I've implemented this with virtual domains and postfixadmin (using devnull@ instead of norepy), but I've found one problem which is if I setup an alias - mailer@yourdomain.tld - for the - devnull@yourdomain.tld - email address then the check_recipient_access check no longer catches the email if I send it to mailer@... Do you know how to get this working when the address has been altered because of the alias?
Oct 1 20:50:26 mta-0 postfix/smtpd[27903]: DEB4FC096: discard: DATA from mail-pd0-f173.google.com[209.85.192.173]: <devnull@example.com>: Recipient address triggers DISCARD action; from=<example@gmail.com> to=<devnull@example.com> proto=ESMTP helo=<mail-pd0-f173.google.com>
Oct 1 20:50:35 mta-0 postfix/lmtp[27909]: F3CDDC096: to=<devnull@example.com>, orig_to=<mailer@example.com>, relay=X.X.X.X[X.X.X.X]:2424, delay=1.1, delays=0.69/0.01/0.04/0.33, dsn=2.6.0, status=sent (250 2.6.0 <devnull@example.com> Message accepted for delivery)

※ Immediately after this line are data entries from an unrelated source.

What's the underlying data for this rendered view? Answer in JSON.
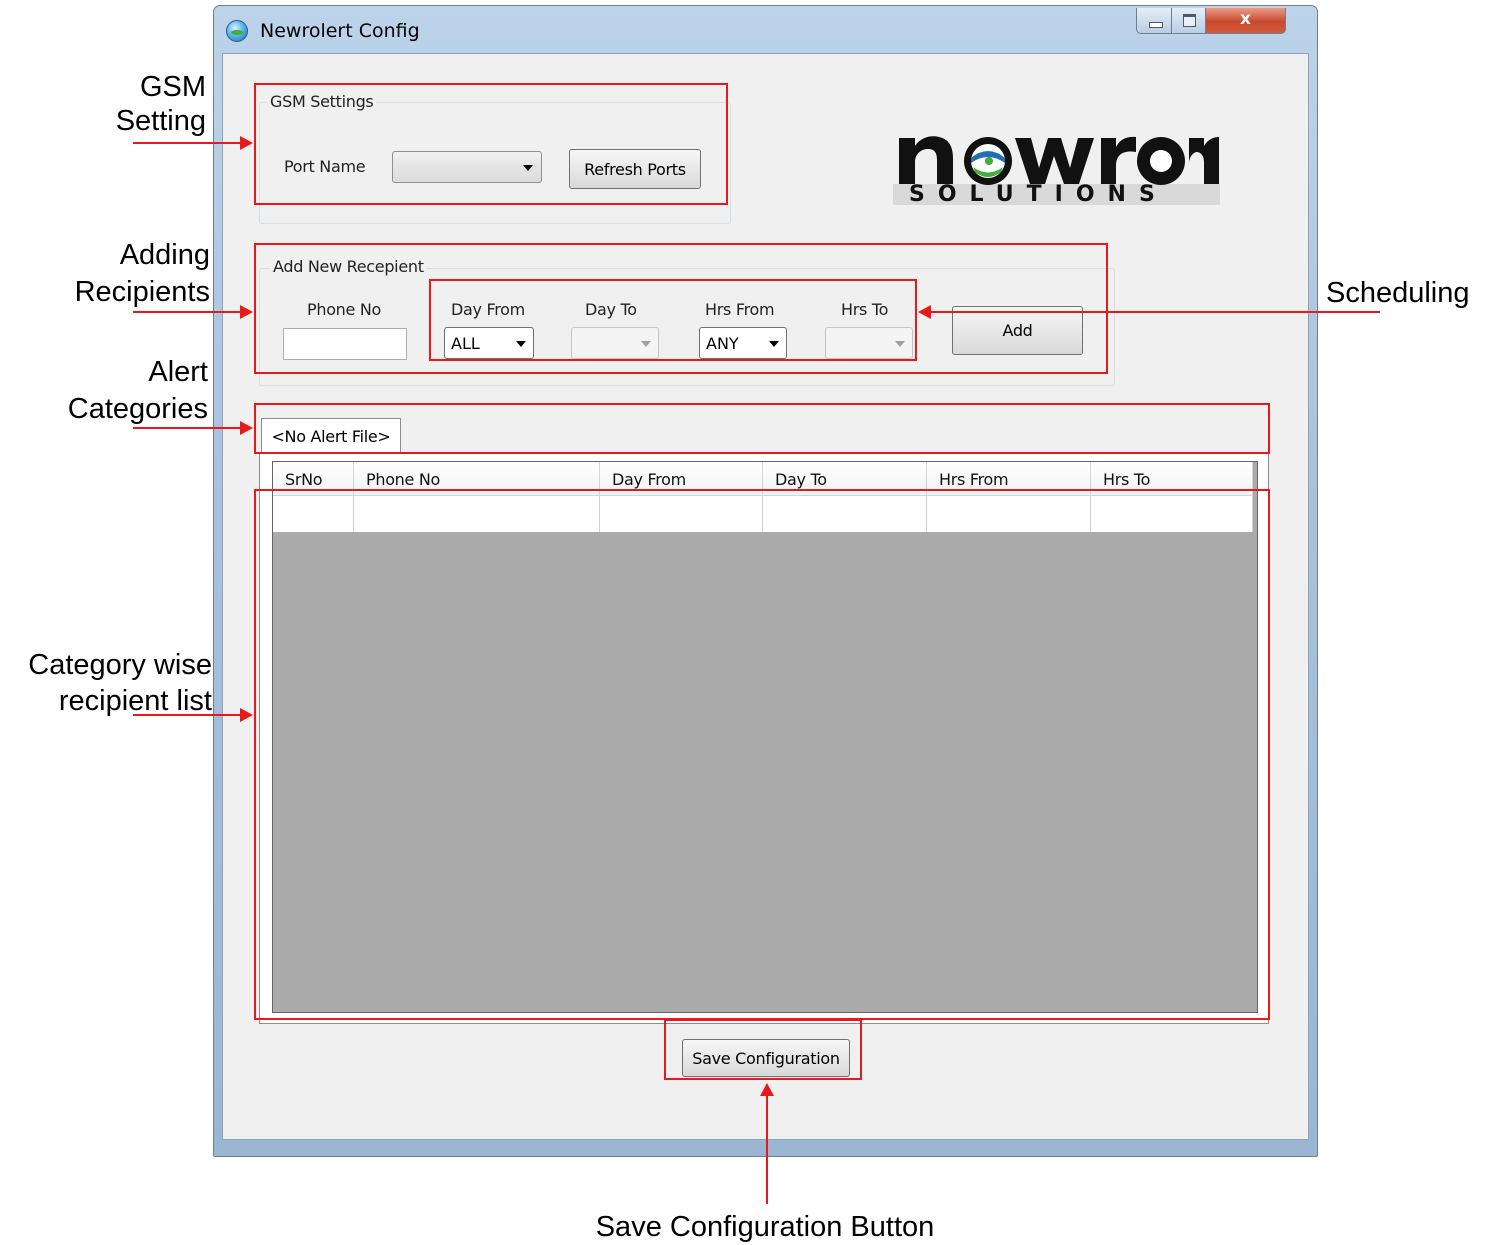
{
  "window": {
    "title": "Newrolert Config",
    "close_glyph": "x"
  },
  "gsm": {
    "legend": "GSM Settings",
    "port_label": "Port Name",
    "port_value": "",
    "refresh_button": "Refresh Ports"
  },
  "logo": {
    "word": "newron",
    "subword": "SOLUTIONS"
  },
  "recipient": {
    "legend": "Add New Recepient",
    "phone_label": "Phone No",
    "phone_value": "",
    "day_from_label": "Day From",
    "day_from_value": "ALL",
    "day_to_label": "Day To",
    "day_to_value": "",
    "hrs_from_label": "Hrs From",
    "hrs_from_value": "ANY",
    "hrs_to_label": "Hrs To",
    "hrs_to_value": "",
    "add_button": "Add"
  },
  "tabs": [
    {
      "label": "<No Alert File>"
    }
  ],
  "table": {
    "columns": [
      "SrNo",
      "Phone No",
      "Day From",
      "Day To",
      "Hrs From",
      "Hrs To"
    ],
    "rows": [
      [
        "",
        "",
        "",
        "",
        "",
        ""
      ]
    ]
  },
  "save_button": "Save Configuration",
  "annotations": {
    "gsm": "GSM\nSetting",
    "gsm_line1": "GSM",
    "gsm_line2": "Setting",
    "adding_line1": "Adding",
    "adding_line2": "Recipients",
    "alert_line1": "Alert",
    "alert_line2": "Categories",
    "list_line1": "Category wise",
    "list_line2": "recipient list",
    "scheduling": "Scheduling",
    "save": "Save Configuration Button"
  },
  "colors": {
    "annotation_red": "#e8191c",
    "grid_background": "#ababab",
    "logo_green": "#3fae3a",
    "logo_blue": "#1f6fb2"
  },
  "icons": {
    "app": "newrolert-globe-icon",
    "minimize": "minimize-icon",
    "maximize": "maximize-icon",
    "close": "close-icon",
    "dropdown": "chevron-down-icon"
  }
}
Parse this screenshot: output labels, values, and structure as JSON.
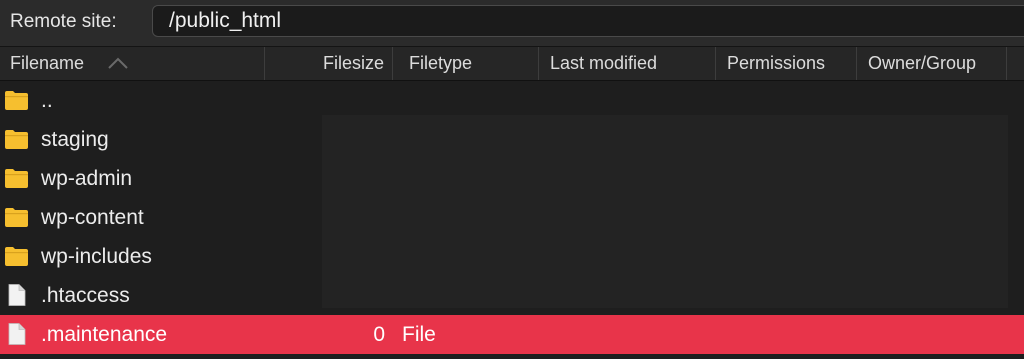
{
  "remote": {
    "label": "Remote site:",
    "path": "/public_html"
  },
  "columns": {
    "filename": "Filename",
    "filesize": "Filesize",
    "filetype": "Filetype",
    "last_modified": "Last modified",
    "permissions": "Permissions",
    "owner_group": "Owner/Group"
  },
  "sort": {
    "column": "Filename",
    "direction": "ascending",
    "icon": "chevron-up-icon"
  },
  "files": [
    {
      "name": "..",
      "icon": "folder-icon",
      "size": "",
      "type": ""
    },
    {
      "name": "staging",
      "icon": "folder-icon",
      "size": "",
      "type": ""
    },
    {
      "name": "wp-admin",
      "icon": "folder-icon",
      "size": "",
      "type": ""
    },
    {
      "name": "wp-content",
      "icon": "folder-icon",
      "size": "",
      "type": ""
    },
    {
      "name": "wp-includes",
      "icon": "folder-icon",
      "size": "",
      "type": ""
    },
    {
      "name": ".htaccess",
      "icon": "file-icon",
      "size": "",
      "type": ""
    },
    {
      "name": ".maintenance",
      "icon": "file-icon",
      "size": "0",
      "type": "File",
      "selected": true
    }
  ],
  "colors": {
    "selection": "#e8344a",
    "folder": "#f6bf2f",
    "background": "#1e1e1e"
  }
}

I would expect the rejection to be working on the SMPT envelope address, so irrespective of how it is processed after that, that's the address you need to put in toaccesslate. Of course, if you end up with multiple addresses that need processing like this then just put one per line in toaccesslate.
That said, I can't be completely sure exactly what is going on without examining and debugging the particular mail server and all the config relating to it.